Milestones and Major Components
Certain major components are to be demonstrated as part of a
milestone (M1-M5). These required components are noted
- Milestone 1: Due March 9
- 1A. Reactive obstacle avoidance: turn away from
contacted obstacles; if no obstacles, move forward
- 1B. Camera: track a ball as it is moved in front of the camera
- CREATE (robot) base control
- Vision I
- Milestone 2: Due March 25
- 2A. Heading: Given an arbitrary initial heading, orient to and
drive down a specified heading.
- 2B. Move to Ball: given that the ball is in view, orient
to and move toward it.
- I2C slave
- Motion Control I
- Milestone 3: April 6
- 3A. Approach ball from a direction that allows alignment
of ball to a specified heading while avoiding obstacles.
Dribble the ball along this heading
- 3B. Track ball and robots using overhead camera(s)
- Motion Control II
- Blob tracking
- Wireless communication
- Milestone 4: April 20
- 4A. Shooting along a given axis
- 4B. Global navigation: given that the ball is anywhere
in the field of play, plan and execute a path toward it
- Milestone 5: May 4
Full game play
- High-level control
Each Milestone: What to Hand In
All components of the project are due on the date listed on the
- Demonstration/Presentation: All group members need to be
present for this phase; demonstrations/presentations may be
done for either me or the TAs
- Presentation: Describe in brief the design and the
organization of the major components using 2-3 printed or
computer-displayed slides (not hand written). Upload a copy of
these slides to the subversion tree.
- Demonstration: show that your circuit and software work
as specified for the milestone. Multiple tests and
testing under various conditions will be "par for the
course". Prepare appropriately.
- Code discussion: be prepared to address any questions
about the code implementation.
- Documented code: Turn in your documented code to the
subversion tree. Function-level documentation must be done using Doxygen markup.
- Group report: You should view this as a "living" design
document on your group's wiki page. Here, you should discuss
how the major components
are implemented and how they fit together (i.e., what are the
electrical and protocol-level interfaces?). You should
include sufficient detail that would enable a new team member
to jump into the project and begin contributing. This document
will evolve with each milestone. Make sure that you indicate
what material is new for the current milestone.
- Personal report: must be turned in via D2L by each group
member in TEXT format.
Assess the following:
- Major components: assess the contribution of the major
components by the student(s) responsible for each of
these. Note that a student does not have to be the
sole contributor to the major component. However, they
should take the primary responsibility for its design,
implementation and testing.
- Group work: state the relative contribution of you
and your group members. Ideally,
all group members are contributing equally.
- 25%: Demonstration:
Does it work under a variety of conditions?
- 50%: Implementation
Is the code well organized, clean and correct?

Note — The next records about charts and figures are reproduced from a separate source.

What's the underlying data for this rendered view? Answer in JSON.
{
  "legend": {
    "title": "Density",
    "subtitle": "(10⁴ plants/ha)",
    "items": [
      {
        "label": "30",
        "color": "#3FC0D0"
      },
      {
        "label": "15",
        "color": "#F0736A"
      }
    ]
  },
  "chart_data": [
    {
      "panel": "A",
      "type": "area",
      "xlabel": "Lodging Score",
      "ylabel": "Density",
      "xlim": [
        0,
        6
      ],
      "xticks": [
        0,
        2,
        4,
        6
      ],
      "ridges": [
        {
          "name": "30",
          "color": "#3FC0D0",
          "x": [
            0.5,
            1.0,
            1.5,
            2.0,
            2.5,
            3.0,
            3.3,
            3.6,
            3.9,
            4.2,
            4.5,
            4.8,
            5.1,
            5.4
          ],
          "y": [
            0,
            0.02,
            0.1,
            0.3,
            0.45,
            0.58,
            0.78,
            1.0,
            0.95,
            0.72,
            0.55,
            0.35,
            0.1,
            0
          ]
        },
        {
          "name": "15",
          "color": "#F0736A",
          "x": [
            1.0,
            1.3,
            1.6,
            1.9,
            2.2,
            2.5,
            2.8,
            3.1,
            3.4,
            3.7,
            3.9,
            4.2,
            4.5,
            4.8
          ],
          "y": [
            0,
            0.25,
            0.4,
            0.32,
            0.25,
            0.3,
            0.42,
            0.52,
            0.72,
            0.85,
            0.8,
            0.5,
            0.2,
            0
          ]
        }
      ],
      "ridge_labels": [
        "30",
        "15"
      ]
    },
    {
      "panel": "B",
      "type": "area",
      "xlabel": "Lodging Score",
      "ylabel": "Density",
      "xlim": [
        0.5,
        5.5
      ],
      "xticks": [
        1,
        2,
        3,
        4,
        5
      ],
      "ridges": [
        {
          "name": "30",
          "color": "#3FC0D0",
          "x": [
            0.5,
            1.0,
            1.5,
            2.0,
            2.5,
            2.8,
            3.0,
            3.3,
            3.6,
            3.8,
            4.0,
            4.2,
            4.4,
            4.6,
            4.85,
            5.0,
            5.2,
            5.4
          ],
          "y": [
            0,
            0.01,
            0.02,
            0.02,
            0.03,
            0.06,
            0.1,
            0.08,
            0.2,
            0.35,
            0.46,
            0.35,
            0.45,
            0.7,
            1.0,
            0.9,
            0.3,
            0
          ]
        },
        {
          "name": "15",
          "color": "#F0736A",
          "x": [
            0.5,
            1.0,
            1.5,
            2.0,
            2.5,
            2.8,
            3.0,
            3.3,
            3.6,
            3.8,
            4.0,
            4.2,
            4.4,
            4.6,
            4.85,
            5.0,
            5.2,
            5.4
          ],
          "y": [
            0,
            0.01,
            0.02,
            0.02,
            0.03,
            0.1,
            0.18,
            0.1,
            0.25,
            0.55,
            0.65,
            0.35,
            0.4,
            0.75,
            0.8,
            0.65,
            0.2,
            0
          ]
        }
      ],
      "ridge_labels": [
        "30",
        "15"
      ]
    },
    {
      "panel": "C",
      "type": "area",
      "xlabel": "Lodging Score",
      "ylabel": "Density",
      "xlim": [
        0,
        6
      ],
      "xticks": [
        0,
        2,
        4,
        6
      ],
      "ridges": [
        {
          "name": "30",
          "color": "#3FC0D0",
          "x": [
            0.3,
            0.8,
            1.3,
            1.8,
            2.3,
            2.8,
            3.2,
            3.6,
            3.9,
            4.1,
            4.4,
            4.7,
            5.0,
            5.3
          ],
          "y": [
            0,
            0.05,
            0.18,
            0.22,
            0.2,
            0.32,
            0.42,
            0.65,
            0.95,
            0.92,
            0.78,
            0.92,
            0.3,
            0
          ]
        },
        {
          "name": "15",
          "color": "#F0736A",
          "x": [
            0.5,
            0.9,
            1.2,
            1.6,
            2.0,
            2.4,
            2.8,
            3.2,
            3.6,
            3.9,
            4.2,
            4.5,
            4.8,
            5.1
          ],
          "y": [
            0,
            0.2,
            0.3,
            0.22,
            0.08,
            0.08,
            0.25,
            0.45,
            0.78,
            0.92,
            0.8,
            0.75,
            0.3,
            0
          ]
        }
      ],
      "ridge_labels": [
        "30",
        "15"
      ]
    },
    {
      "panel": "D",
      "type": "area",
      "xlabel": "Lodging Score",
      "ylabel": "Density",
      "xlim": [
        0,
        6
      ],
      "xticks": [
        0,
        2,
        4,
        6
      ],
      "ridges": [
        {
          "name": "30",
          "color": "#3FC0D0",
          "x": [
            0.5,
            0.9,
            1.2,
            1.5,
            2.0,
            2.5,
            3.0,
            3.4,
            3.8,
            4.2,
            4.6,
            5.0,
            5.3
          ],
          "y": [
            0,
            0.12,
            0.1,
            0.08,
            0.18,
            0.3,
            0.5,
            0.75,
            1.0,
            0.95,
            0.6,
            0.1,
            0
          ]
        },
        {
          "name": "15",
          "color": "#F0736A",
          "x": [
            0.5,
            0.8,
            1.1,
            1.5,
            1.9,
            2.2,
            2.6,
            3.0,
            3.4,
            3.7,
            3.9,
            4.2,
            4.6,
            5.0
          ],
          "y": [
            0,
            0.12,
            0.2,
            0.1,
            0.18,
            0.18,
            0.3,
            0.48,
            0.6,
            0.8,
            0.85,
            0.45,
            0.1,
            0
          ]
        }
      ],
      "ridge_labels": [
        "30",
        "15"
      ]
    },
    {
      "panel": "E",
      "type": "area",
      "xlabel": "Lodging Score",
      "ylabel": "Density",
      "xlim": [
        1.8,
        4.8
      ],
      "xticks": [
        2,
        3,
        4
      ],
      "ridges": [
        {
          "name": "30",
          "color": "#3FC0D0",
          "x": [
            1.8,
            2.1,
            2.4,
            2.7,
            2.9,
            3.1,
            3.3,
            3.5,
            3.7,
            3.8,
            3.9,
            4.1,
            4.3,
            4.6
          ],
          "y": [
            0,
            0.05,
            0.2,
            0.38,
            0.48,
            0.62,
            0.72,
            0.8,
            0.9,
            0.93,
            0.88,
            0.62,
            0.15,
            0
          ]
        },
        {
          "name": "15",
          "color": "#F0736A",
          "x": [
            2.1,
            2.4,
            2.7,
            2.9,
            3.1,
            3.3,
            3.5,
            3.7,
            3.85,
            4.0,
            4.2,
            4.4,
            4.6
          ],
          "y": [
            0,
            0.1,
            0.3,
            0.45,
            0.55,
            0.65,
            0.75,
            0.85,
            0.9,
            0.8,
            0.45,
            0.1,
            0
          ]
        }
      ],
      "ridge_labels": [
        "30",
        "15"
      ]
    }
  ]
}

- 25%: Internal documentation
The implementation should be clear to someone who is familiar
with the hardware and problems to be solved (i.e., you do not
need to document for an inexperienced programmer).
- 25%: Presentation and implementation discussion
- 25%: Demonstration (pieces that do not necessarily fall within a
- 25%: Implementation (again, non-major components)
- 25%: Group report
- An individual's grade may be influenced by the personal
reports of his/her peers.
- Grades will not be assigned if personal reports are not handed in.